We will investigate how inflammatory and metabolic pathways jointly shape the development of multimorbidity across dermatological, cardiometabolic, vascular and musculoskeletal conditions. Using UK Biobank, our programme will address:
(i) vascular outcomes, focusing on abdominal/thoracic aortic aneurysm and aortic dissection;
(ii) inflammatory skin diseases (e.g., psoriasis, eczema/atopic dermatitis) as systemic phenotypes linked to metabolic risk;
(iii) common metabolic disorders (type 2 diabetes, obesity, dyslipidaemia, hypertension); and
(iv) major orthopaedic conditions (e.g., osteoarthritis and fragility fracture).

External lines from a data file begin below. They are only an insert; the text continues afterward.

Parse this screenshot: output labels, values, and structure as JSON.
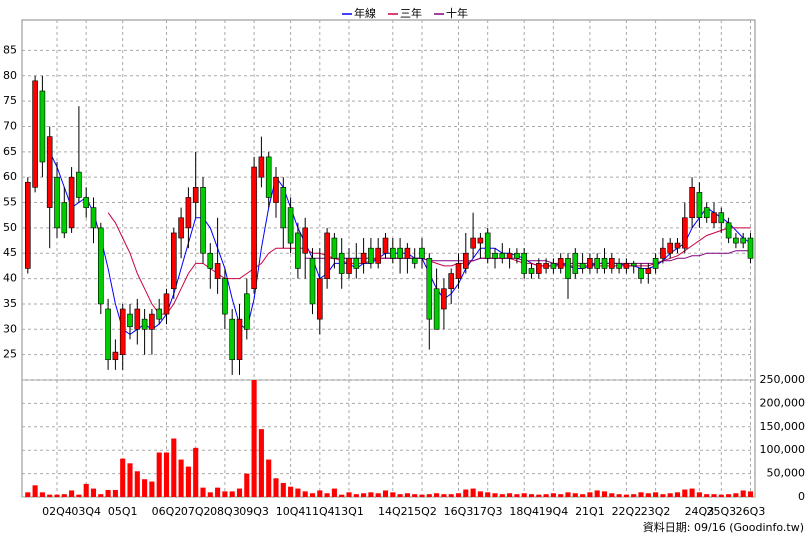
{
  "chart_data": {
    "type": "candlestick",
    "categories": [
      null,
      null,
      null,
      null,
      "02Q4",
      null,
      null,
      null,
      "03Q4",
      null,
      null,
      null,
      null,
      "05Q1",
      null,
      null,
      null,
      null,
      null,
      "06Q2",
      null,
      null,
      null,
      "07Q2",
      null,
      null,
      null,
      "08Q3",
      null,
      null,
      null,
      "09Q3",
      null,
      null,
      null,
      null,
      "10Q4",
      null,
      null,
      null,
      "11Q4",
      null,
      null,
      null,
      "13Q1",
      null,
      null,
      null,
      null,
      null,
      "14Q2",
      null,
      null,
      null,
      "15Q2",
      null,
      null,
      null,
      null,
      "16Q3",
      null,
      null,
      null,
      "17Q3",
      null,
      null,
      null,
      null,
      "18Q4",
      null,
      null,
      null,
      "19Q4",
      null,
      null,
      null,
      null,
      "21Q1",
      null,
      null,
      null,
      null,
      "22Q2",
      null,
      null,
      null,
      "23Q2",
      null,
      null,
      null,
      null,
      null,
      "24Q3",
      null,
      null,
      "25Q3",
      null,
      null,
      null,
      "26Q3"
    ],
    "open": [
      42,
      58,
      77,
      54,
      60,
      55,
      50,
      61,
      56,
      54,
      50,
      34,
      24,
      25,
      33,
      30,
      32,
      30,
      34,
      33,
      38,
      48,
      50,
      55,
      58,
      45,
      40,
      40,
      32,
      24,
      37,
      38,
      60,
      64,
      55,
      58,
      54,
      49,
      45,
      44,
      32,
      40,
      48,
      45,
      41,
      44,
      43,
      46,
      43,
      45,
      46,
      46,
      44,
      44,
      46,
      44,
      38,
      34,
      38,
      40,
      42,
      46,
      47,
      49,
      45,
      45,
      44,
      45,
      45,
      42,
      41,
      42,
      43,
      42,
      44,
      45,
      43,
      42,
      44,
      44,
      42,
      43,
      42,
      43,
      42,
      41,
      44,
      44,
      45,
      46,
      46,
      52,
      57,
      54,
      51,
      53,
      51,
      48,
      48,
      48
    ],
    "high": [
      60,
      80,
      80,
      70,
      63,
      58,
      62,
      74,
      58,
      56,
      51,
      36,
      28,
      35,
      35,
      36,
      34,
      34,
      36,
      38,
      50,
      54,
      58,
      65,
      60,
      47,
      52,
      42,
      34,
      35,
      40,
      64,
      68,
      65,
      62,
      60,
      56,
      51,
      52,
      46,
      46,
      50,
      49,
      48,
      46,
      47,
      48,
      48,
      48,
      49,
      48,
      48,
      47,
      46,
      48,
      45,
      42,
      40,
      42,
      45,
      49,
      53,
      49,
      50,
      46,
      47,
      46,
      46,
      46,
      43,
      44,
      44,
      44,
      45,
      45,
      46,
      45,
      45,
      45,
      46,
      45,
      44,
      44,
      43.5,
      43,
      43,
      45,
      48,
      48,
      48,
      55,
      60,
      59,
      55,
      55,
      54,
      52,
      49,
      49,
      49
    ],
    "low": [
      41,
      57,
      60,
      46,
      48,
      48,
      49,
      55,
      52,
      47,
      33,
      22,
      22,
      22,
      28,
      27,
      25,
      25,
      31,
      31,
      36,
      44,
      46,
      52,
      43,
      38,
      37,
      30,
      21,
      21,
      28,
      37,
      58,
      54,
      52,
      46,
      45,
      40,
      40,
      33,
      29,
      38,
      42,
      38,
      40,
      40,
      41,
      42,
      42,
      44,
      43,
      41,
      41,
      42,
      42,
      26,
      30,
      30,
      35,
      38,
      41,
      44,
      44,
      43,
      42,
      43,
      42,
      43,
      40,
      40,
      40,
      41,
      41,
      41,
      36,
      40,
      41,
      41,
      41,
      41,
      41,
      41,
      41,
      41,
      39,
      39,
      41,
      43,
      44,
      45,
      45,
      50,
      50,
      51,
      50,
      49,
      47,
      46,
      46,
      43
    ],
    "close": [
      59,
      79,
      63,
      68,
      50,
      49,
      60,
      56,
      54,
      50,
      35,
      24,
      25.5,
      34,
      30.5,
      34,
      30,
      33,
      32,
      37,
      49,
      52,
      56,
      58,
      45,
      42,
      43,
      33,
      24,
      32,
      30,
      62,
      64,
      56,
      60,
      50,
      47,
      42,
      50,
      35,
      40,
      49,
      44,
      41,
      44,
      42,
      45,
      43,
      46,
      48,
      44,
      44,
      46,
      43,
      44,
      32,
      30,
      38,
      41,
      43,
      45,
      48,
      48,
      44,
      44,
      44,
      45,
      44,
      41,
      41,
      43,
      43,
      42,
      44,
      40,
      41,
      42,
      44,
      42,
      42,
      44,
      42,
      43,
      42.5,
      40,
      42,
      42,
      46,
      47,
      47,
      52,
      58,
      52,
      52,
      53,
      51,
      48,
      47,
      47,
      44
    ],
    "up_color": "#ff0000",
    "down_color": "#00cc00",
    "series": [
      {
        "name": "年線",
        "color": "#0000ff",
        "values": [
          null,
          null,
          null,
          65,
          62,
          58,
          54,
          55,
          56,
          53,
          48,
          42,
          35,
          30,
          29,
          30,
          31,
          30,
          31,
          33,
          37,
          42,
          47,
          52,
          52,
          50,
          46,
          42,
          36,
          31,
          30,
          36,
          46,
          54,
          60,
          58,
          54,
          50,
          47,
          44,
          40,
          41,
          43,
          43,
          43,
          42,
          43,
          43,
          44,
          45,
          45,
          45,
          45,
          44,
          44,
          41,
          38,
          36,
          37,
          39,
          42,
          44,
          46,
          46,
          46,
          45,
          45,
          44.5,
          44,
          43,
          42.5,
          42.5,
          42.5,
          43,
          42.5,
          42,
          42,
          42.5,
          43,
          43,
          43,
          43,
          42.5,
          42.5,
          42,
          42,
          42.5,
          43.5,
          45,
          46,
          47,
          50,
          52,
          54,
          53,
          52,
          51,
          49.5,
          48,
          47
        ]
      },
      {
        "name": "三年",
        "color": "#cc0044",
        "values": [
          null,
          null,
          null,
          null,
          null,
          null,
          null,
          null,
          null,
          null,
          null,
          53,
          51,
          48,
          45,
          41,
          38,
          35,
          33,
          33,
          35,
          38,
          41,
          43,
          43,
          42,
          41,
          40,
          40,
          40,
          41,
          42,
          43,
          45,
          46,
          46,
          46,
          46,
          46,
          45,
          45,
          44.5,
          44,
          43.5,
          43,
          43,
          43,
          43.5,
          44,
          44,
          44,
          44,
          44,
          44,
          44,
          43.5,
          43,
          42.5,
          42.5,
          43,
          43,
          43.5,
          44,
          44,
          44,
          44,
          44,
          43.5,
          43,
          43,
          42.5,
          42.5,
          42.5,
          42.5,
          42.5,
          42.5,
          42.5,
          42.5,
          42.5,
          42.5,
          42.5,
          42.5,
          42.5,
          42.5,
          42.5,
          42.5,
          43,
          43.5,
          44,
          44.5,
          45.5,
          46.5,
          47.5,
          48.5,
          49,
          49.5,
          50,
          50,
          50,
          50
        ]
      },
      {
        "name": "十年",
        "color": "#800080",
        "values": [
          null,
          null,
          null,
          null,
          null,
          null,
          null,
          null,
          null,
          null,
          null,
          null,
          null,
          null,
          null,
          null,
          null,
          null,
          null,
          null,
          null,
          null,
          null,
          null,
          null,
          null,
          null,
          null,
          null,
          null,
          null,
          null,
          null,
          null,
          null,
          null,
          null,
          null,
          44,
          44,
          44,
          44,
          44,
          44,
          44,
          44,
          44,
          44,
          44,
          44,
          44,
          44,
          44,
          44,
          44,
          43.5,
          43.5,
          43.5,
          43.5,
          43.5,
          43.5,
          43.5,
          44,
          44,
          44,
          44,
          44,
          44,
          43.5,
          43.5,
          43.5,
          43.5,
          43,
          43,
          43,
          43,
          43,
          43,
          43,
          43,
          43,
          43,
          43,
          43,
          43,
          43,
          43,
          43.5,
          43.5,
          44,
          44,
          44.5,
          44.5,
          45,
          45,
          45,
          45,
          45.5,
          45.5,
          45.5
        ]
      }
    ],
    "ylim": [
      20,
      91
    ],
    "yticks": [
      25,
      30,
      35,
      40,
      45,
      50,
      55,
      60,
      65,
      70,
      75,
      80,
      85
    ],
    "volume": [
      10000,
      25000,
      10000,
      5000,
      5000,
      6000,
      14000,
      5000,
      28000,
      18000,
      6000,
      15000,
      15000,
      82000,
      72000,
      55000,
      38000,
      33000,
      95000,
      95000,
      125000,
      80000,
      65000,
      105000,
      20000,
      10000,
      20000,
      12000,
      12000,
      18000,
      50000,
      250000,
      145000,
      80000,
      40000,
      30000,
      22000,
      18000,
      12000,
      8000,
      14000,
      8000,
      18000,
      5000,
      10000,
      6000,
      8000,
      10000,
      8000,
      14000,
      10000,
      6000,
      8000,
      6000,
      5000,
      6000,
      8000,
      6000,
      6000,
      8000,
      16000,
      18000,
      12000,
      10000,
      8000,
      6000,
      8000,
      6000,
      8000,
      6000,
      5000,
      6000,
      8000,
      6000,
      10000,
      8000,
      6000,
      10000,
      14000,
      12000,
      8000,
      6000,
      5000,
      6000,
      10000,
      8000,
      10000,
      6000,
      8000,
      10000,
      16000,
      18000,
      10000,
      6000,
      6000,
      5000,
      6000,
      8000,
      14000,
      12000
    ],
    "volume_color": "#ff0000",
    "volume_ylim": [
      0,
      250000
    ],
    "volume_yticks": [
      0,
      {
        "value": 50000,
        "label": "50,000"
      },
      {
        "value": 100000,
        "label": "100,000"
      },
      {
        "value": 150000,
        "label": "150,000"
      },
      {
        "value": 200000,
        "label": "200,000"
      },
      {
        "value": 250000,
        "label": "250,000"
      }
    ],
    "grid": true,
    "footnote": "資料日期: 09/16 (Goodinfo.tw)"
  }
}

We will integrate hospital and death registries with primary-care diagnoses and prescribing, and leverage imputed genotypes to construct polygenic risk scores (PRS) and pathway scores relevant to inflammation, lipid/glucose regulation and extracellular-matrix biology. Time-to-event and longitudinal models will quantify associations and test interactions between genetic susceptibility, blood-pressure traits (including variability), adiposity, lifestyle, and medications (antihypertensives, lipid-lowering therapy, antidiabetics including incretin-based agents). Where available, imaging-derived aortic measures will be analysed as intermediate phenotypes for mediation and effect-modification analyses. Sensitivity analyses will include exposure lags, active-comparator/new-user designs for drug effects, multiple imputation and quantitative bias analyses. All analyses will be undertaken on the UK Biobank Research Analysis Platform; no individual-level data will be downloaded. This integrated approach aims to identify shared mechanisms and produce actionable risk stratification to support earlier detection, targeted surveillance (e.g., aneurysm), and personalised prevention/therapy across co-existing diseases.